In Can HCH epistemically dominate Ramanujan? Alex Zhu wrote:
If HCH is ascription universal, then it should be able to epistemically dominate an AI theorem-prover that reasons similarly to how Ramanujan reasoned. But I don’t currently have any intuitions as to why explicit verbal breakdowns of reasoning should be able to replicate the intuitions that generated Ramanujan’s results (or any style of reasoning employed by any mathematician since Ramanujan, for that matter).
And I answered:
My guess is that HCH has to reverse engineer the theorem prover, figure out how/why it works, and then reproduce the same kind of reasoning.
And then I followed up my own comment with:
It occurs to me that if the overseer understands everything that the ML model (that it’s training) is doing, and the training is via some kind of local optimization algorithm like gradient descent, the overseer is essentially manually programming the ML model by gradually nudging it from some initial (e.g., random) point in configuration space.
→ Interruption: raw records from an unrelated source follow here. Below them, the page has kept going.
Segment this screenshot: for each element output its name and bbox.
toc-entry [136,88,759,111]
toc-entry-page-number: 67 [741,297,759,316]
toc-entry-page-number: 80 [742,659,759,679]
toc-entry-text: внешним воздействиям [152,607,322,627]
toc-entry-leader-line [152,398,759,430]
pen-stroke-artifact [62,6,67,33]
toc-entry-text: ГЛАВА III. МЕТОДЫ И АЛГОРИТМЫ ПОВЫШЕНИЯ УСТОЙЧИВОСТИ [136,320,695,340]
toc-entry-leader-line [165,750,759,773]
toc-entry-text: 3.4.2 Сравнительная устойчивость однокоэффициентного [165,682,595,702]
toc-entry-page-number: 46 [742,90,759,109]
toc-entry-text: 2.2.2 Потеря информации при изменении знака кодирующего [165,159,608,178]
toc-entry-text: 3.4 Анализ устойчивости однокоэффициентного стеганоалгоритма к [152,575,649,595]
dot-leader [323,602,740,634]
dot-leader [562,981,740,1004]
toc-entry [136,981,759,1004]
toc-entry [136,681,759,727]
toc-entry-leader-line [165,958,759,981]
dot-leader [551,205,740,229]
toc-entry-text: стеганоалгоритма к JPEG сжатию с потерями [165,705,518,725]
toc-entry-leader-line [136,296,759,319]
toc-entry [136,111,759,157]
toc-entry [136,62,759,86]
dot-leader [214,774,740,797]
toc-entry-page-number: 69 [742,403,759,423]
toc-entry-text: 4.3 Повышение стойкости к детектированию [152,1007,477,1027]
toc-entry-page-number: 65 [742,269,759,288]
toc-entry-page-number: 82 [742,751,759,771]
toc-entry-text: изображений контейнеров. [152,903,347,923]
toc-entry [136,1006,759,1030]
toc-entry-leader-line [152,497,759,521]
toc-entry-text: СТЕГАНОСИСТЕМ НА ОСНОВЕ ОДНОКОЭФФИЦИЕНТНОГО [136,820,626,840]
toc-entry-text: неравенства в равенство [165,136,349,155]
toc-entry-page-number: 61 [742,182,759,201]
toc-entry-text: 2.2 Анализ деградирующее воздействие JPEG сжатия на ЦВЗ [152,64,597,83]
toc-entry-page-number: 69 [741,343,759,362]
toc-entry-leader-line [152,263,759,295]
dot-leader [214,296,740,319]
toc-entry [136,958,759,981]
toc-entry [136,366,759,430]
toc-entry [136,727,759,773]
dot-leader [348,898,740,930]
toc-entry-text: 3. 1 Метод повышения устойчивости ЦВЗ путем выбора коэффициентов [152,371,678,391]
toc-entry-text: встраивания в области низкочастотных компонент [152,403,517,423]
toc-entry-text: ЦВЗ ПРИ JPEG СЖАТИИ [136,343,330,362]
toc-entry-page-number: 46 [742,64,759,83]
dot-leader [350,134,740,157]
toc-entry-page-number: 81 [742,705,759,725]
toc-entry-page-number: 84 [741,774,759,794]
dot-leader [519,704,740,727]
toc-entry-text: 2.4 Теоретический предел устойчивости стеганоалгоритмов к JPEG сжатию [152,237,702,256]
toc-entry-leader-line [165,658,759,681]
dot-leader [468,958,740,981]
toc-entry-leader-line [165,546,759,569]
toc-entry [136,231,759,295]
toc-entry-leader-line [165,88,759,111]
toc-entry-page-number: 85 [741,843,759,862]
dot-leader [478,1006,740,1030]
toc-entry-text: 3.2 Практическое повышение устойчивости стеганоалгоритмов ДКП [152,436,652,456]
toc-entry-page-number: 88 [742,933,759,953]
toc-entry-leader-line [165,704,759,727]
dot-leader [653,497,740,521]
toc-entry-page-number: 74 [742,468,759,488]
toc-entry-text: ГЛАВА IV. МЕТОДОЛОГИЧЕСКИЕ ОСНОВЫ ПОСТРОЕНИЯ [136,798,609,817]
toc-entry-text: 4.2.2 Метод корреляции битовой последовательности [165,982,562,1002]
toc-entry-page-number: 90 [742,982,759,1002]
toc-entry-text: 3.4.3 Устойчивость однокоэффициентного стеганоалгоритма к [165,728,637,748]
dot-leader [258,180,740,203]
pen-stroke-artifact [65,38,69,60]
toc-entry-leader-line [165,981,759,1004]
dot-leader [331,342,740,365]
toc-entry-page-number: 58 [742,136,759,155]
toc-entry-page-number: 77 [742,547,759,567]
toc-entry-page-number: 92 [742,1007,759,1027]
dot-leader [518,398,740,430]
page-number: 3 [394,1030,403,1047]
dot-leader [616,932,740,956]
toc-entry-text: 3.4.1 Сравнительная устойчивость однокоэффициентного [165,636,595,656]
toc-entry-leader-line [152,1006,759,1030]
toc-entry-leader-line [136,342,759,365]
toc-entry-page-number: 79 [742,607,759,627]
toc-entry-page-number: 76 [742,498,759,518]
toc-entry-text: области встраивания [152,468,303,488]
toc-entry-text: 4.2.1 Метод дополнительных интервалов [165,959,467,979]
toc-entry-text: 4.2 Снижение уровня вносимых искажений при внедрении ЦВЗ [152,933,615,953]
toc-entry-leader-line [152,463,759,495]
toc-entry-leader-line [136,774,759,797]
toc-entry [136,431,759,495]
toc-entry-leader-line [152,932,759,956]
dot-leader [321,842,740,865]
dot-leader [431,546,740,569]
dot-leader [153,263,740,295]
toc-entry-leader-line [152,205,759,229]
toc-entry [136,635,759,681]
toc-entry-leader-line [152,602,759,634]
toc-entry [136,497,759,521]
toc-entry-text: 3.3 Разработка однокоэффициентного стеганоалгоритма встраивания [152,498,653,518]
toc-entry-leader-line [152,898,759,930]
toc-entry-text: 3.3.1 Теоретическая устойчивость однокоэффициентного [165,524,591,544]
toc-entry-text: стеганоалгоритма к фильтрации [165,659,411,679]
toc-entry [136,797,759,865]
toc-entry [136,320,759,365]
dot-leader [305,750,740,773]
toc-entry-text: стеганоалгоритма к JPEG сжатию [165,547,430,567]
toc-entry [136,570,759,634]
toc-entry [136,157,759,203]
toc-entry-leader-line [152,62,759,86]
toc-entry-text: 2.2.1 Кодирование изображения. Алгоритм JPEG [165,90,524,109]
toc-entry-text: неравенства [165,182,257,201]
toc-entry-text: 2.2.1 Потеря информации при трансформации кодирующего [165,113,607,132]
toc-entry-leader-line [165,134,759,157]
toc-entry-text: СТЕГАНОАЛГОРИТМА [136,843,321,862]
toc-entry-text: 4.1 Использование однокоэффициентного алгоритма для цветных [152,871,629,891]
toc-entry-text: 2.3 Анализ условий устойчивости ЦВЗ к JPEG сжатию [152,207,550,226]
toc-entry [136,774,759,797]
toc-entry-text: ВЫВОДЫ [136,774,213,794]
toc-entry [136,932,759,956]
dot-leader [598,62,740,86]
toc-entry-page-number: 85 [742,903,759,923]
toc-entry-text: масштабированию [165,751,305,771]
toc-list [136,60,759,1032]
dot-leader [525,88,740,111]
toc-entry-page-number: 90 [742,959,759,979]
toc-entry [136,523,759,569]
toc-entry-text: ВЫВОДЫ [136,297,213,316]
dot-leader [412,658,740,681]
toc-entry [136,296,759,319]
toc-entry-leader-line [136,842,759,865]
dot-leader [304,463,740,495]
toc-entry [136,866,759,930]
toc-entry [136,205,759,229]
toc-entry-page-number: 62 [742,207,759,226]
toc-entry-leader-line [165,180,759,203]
No one answered my comments with either a confirmation or denial, as to whether these guesses of how to understand Universality / Informed Oversight and IDA are correct. I'm surfacing this question as a top-level post because if "Informed Oversight = reverse engineering" and "IDA = programming by nudging" are good analogies for understanding Informed Oversight and IDA, it seems to have pretty significant implications.
In particular it seems to imply that there's not much hope for IDA to be competitive with ML-in-general, because if IDA is analogous to a highly constrained method of "manual" programming, that seems unlikely to be competitive with less constrained methods of "manual" programming (i.e., AIs designing and programming more advanced AIs in more general ways, similar to how humans do most programming today), which itself is presumably not competitive with general (unconstrained-by-safety) ML (otherwise ML would not be the competitive benchmark).
If these are not good ways to understand IO and IDA, can someone please point out why?